Marcos de Barros Lisboa, 52, é doutor em economia pela Universidade da Pensilvânia. Foi secretário de Política Econômica no Ministério da Fazenda entre 2003 e 2005 e é Presidente do Insper.
Ierushalaim
Nasser Nasser/Associated Press | ||
Manifestante com bandeiras da Palestina em Ramallah, na Cisjordânia |
A dor de cabeça era imensa. O procurador da Judeia arrastava-se à espera de poder repousar. Ainda mais, havia o cheiro repugnante das rosas. O dia não seria bom. O ritual do representante imperial seguia em meio à saudade do seu cão e dos seus cômodos. A agenda começou com o interrogatório de um jovem da Galileia, que fora condenado pelo Sinédrio. As regras do império delegavam ao procurador confirmar a sentença.
Ieshua, o rapaz da Galileia, alegou inocência para o procurador. Jamais propôs a insurreição contra o império ou a destruição do templo. Não entrara na cidade na véspera da sua data mais sagrada em cima de um jumento com muitos seguidores. Também não se lembrava dos seus pais. A culpa era de Matheus Levi, que inicialmente o hostilizara; depois passara a adorá-lo, a segui-lo e a escrever inverdades a seu respeito.
Não existe gente ruim, dizia Ieshua, há pessoas infelizes que se tornaram cruéis e insensíveis por terem sido mutiladas pela boa gente. O jovem percebeu o sofrimento do interrogador e se compadeceu. Para surpresa do procurador, a dor de cabeça se esvaiu, despertando-lhe um incômodo afeto seguido por irritação; afinal, um prisioneiro não deveria ter empatia pelo seu algoz. A história termina como esperado. Um, na cruz; o outro, no limbo, atormentado pelo que deixara de dizer a Ieshua naquele dia. Esse é um sumário do Evangelho segundo Mikhail Bulgákov.
A Palestina era passagem dos comerciantes e moradia de semitas e beduínos. Tornou-se a terra sagrada de três religiões. São muitas as histórias comoventes dos filhos de Abraão, com registros de perda, de redenção e de momentos de convivência pacífica. Os mais velhos recordam regiões da Palestina em que judeus, cristãos e muçulmanos compartilhavam muitas cidades.

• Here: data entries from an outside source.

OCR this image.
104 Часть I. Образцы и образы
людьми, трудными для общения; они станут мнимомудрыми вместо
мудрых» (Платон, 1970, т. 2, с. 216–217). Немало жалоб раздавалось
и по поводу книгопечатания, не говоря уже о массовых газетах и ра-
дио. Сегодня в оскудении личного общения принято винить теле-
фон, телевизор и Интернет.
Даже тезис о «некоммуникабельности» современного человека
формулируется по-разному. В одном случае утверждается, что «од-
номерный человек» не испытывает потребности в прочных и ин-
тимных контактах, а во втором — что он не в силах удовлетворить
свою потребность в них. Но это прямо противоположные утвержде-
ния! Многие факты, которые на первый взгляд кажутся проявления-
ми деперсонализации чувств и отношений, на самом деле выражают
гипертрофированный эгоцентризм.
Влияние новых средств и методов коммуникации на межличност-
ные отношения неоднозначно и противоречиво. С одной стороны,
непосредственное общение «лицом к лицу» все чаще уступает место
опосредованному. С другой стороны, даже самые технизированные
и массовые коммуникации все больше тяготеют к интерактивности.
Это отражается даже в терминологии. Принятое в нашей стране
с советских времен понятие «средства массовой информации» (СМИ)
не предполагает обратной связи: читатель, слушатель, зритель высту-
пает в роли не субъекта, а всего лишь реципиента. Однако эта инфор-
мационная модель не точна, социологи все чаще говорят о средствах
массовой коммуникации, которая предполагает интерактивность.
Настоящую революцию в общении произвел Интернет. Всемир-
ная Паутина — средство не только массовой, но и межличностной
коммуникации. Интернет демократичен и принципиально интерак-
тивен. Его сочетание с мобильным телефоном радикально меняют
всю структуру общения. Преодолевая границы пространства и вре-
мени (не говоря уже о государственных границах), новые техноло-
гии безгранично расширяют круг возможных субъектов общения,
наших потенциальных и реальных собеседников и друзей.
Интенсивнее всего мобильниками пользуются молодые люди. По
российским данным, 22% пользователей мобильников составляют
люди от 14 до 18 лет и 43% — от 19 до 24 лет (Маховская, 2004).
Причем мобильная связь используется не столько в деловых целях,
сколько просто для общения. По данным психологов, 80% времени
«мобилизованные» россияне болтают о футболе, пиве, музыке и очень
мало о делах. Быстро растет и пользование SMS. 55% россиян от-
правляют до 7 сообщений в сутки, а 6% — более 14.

A história também registra as demasiadas vítimas em todos os grupos. A revolta dos judeus contra a ocupação de Roma resultou em muitas mortes e na destruição do Segundo Templo. Houve mártires cristãos, assim como outros tantos martirizados pelos cristãos. Os árabes foram conquistados e conquistadores seguidas vezes. E hoje há o drama dos palestinos em cidades muradas. Todos praticaram atos repugnantes de violência. A reconciliação não é simples, afinal, cada um lembra os seus mortos.
"O Mestre e Margarida", de Bulgákov, foi preservado, apesar de Stálin. Sobrevivem o Tanakh, muitos evangelhos e o Alcorão, apesar das ocupações, das cruzadas e dos atos de terrorismo.
Em uma lenda, um homem desejava a fama e por isso incendiou a biblioteca imperial. A punição foi ter o seu nome apagado da história. Pelo visto, o império atual encontrou o seu incendiário.